3. Pytorch调用自定义Cuda函数细节

咱们梳理一下pytorch调用cuda函数的细节。我画了一张调用图,如下所示。

在这里插入图片描述
图1:调用关系图

调用setup.py文件对cucpp文件进行编译:

from setuptools import setup
from torch.utils.cpp_extension import BuildExtension, CUDAExtension

setup(
    name='pointnet2',
    ext_modules=[
        CUDAExtension('pointnet2_cuda', [
            'src/pointnet2_api.cpp',
            'src/interpolate.cpp', 
            'src/interpolate_gpu.cu',
        ],
        extra_compile_args={'cxx': ['-g'],
                            'nvcc': ['-O2']})
    ],
    cmdclass={'build_ext': BuildExtension}
)

4. three_interpolate代码细节

three_interpolate的具体调用过程跟three_nn一样,跟图1的调用关系是一致的,就不做过多叙述。直接看代码。有个细节注意,forward函数和backward函数的->正好是相反的。backward函数的返回是grad_features, None, None,因为只对输入已知点的特征计算导数。
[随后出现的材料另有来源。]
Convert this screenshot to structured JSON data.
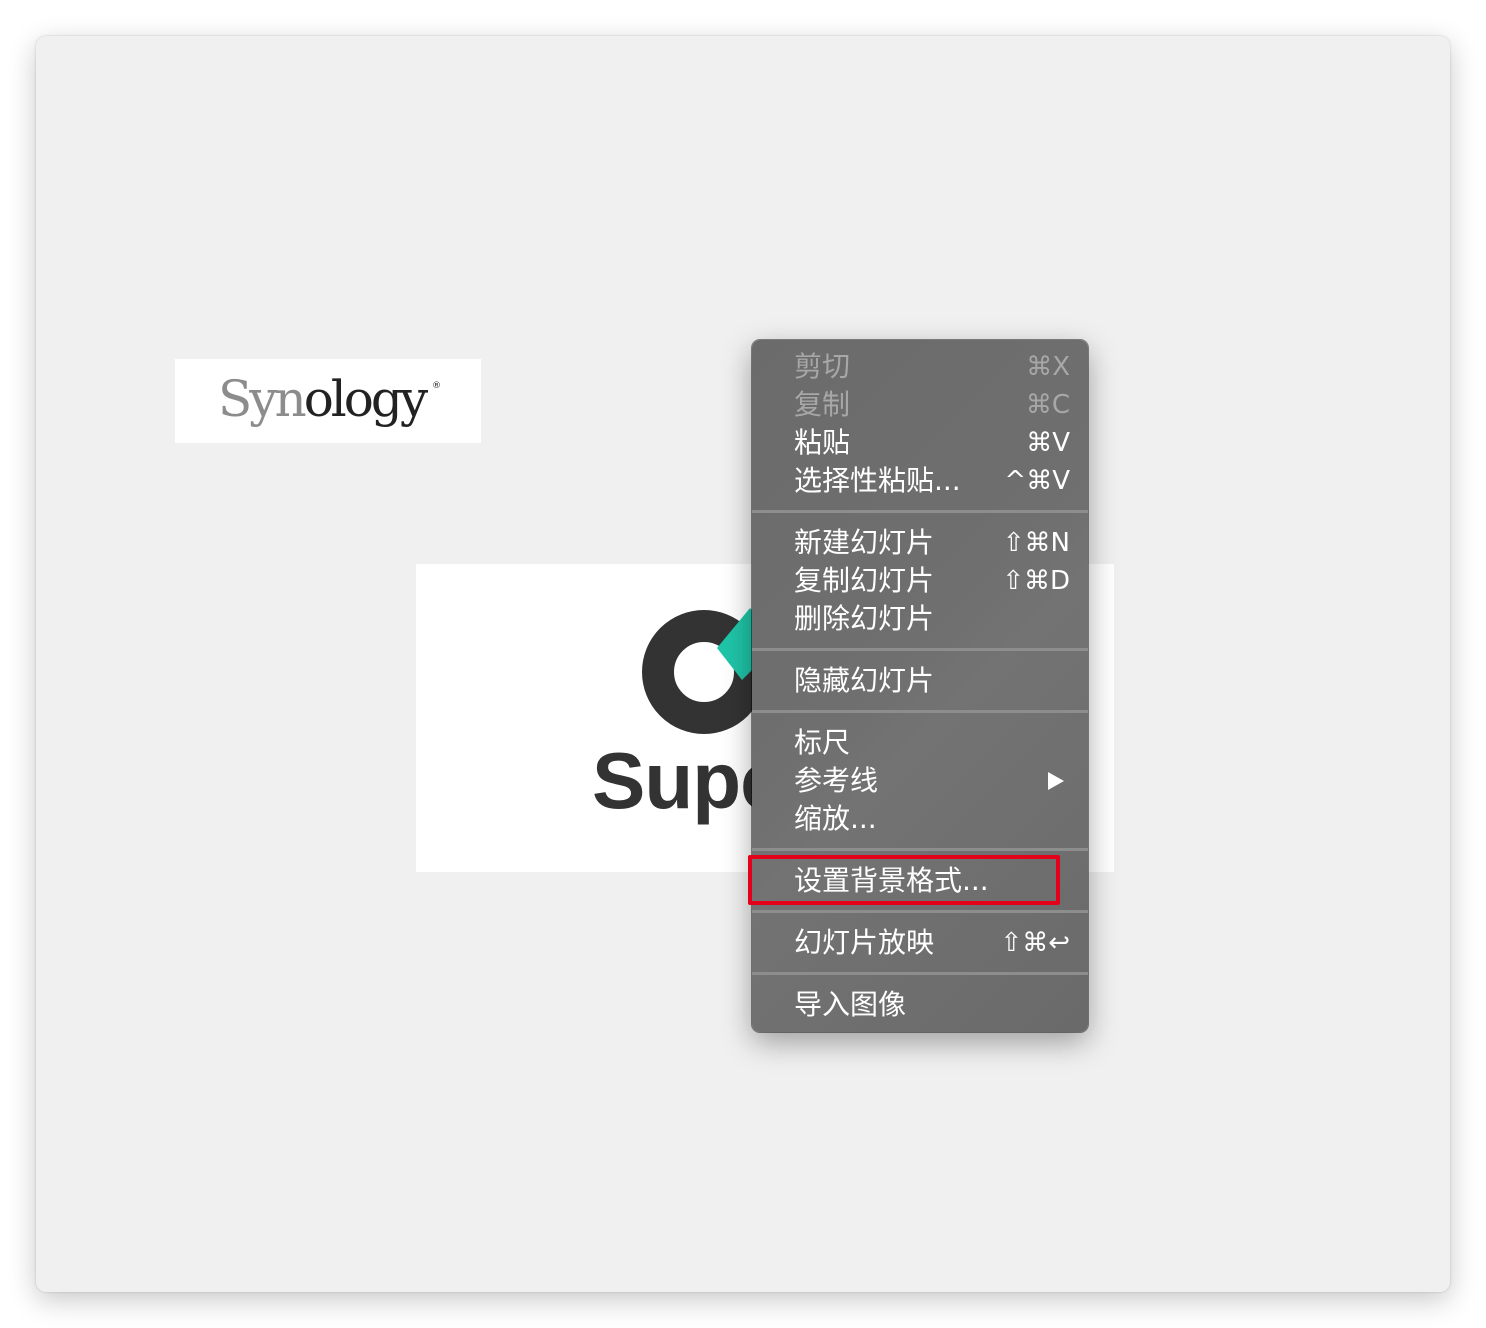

class ThreeInterpolate(Function):

    @staticmethod
    def forward(ctx, features: torch.Tensor, idx: torch.Tensor, weight: torch.Tensor) -> torch.Tensor:
        """
        Performs weight linear interpolation on 3 features
        :param ctx:
        :param features: (M, C) Features descriptors to be interpolated from
        :param idx: (n, 3) three nearest neighbors of the target features in features
        :param weight: (n, 3) weights
        :return:
            output: (N, C) tensor of the interpolated features
        """
        assert features.is_contiguous()
        assert idx.is_contiguous()
        assert weight.is_contiguous()

        m, c = features.size()
        n = idx.size(0)
        ctx.three_interpolate_for_backward = (idx, weight, m)
        output = torch.cuda.FloatTensor(n, c)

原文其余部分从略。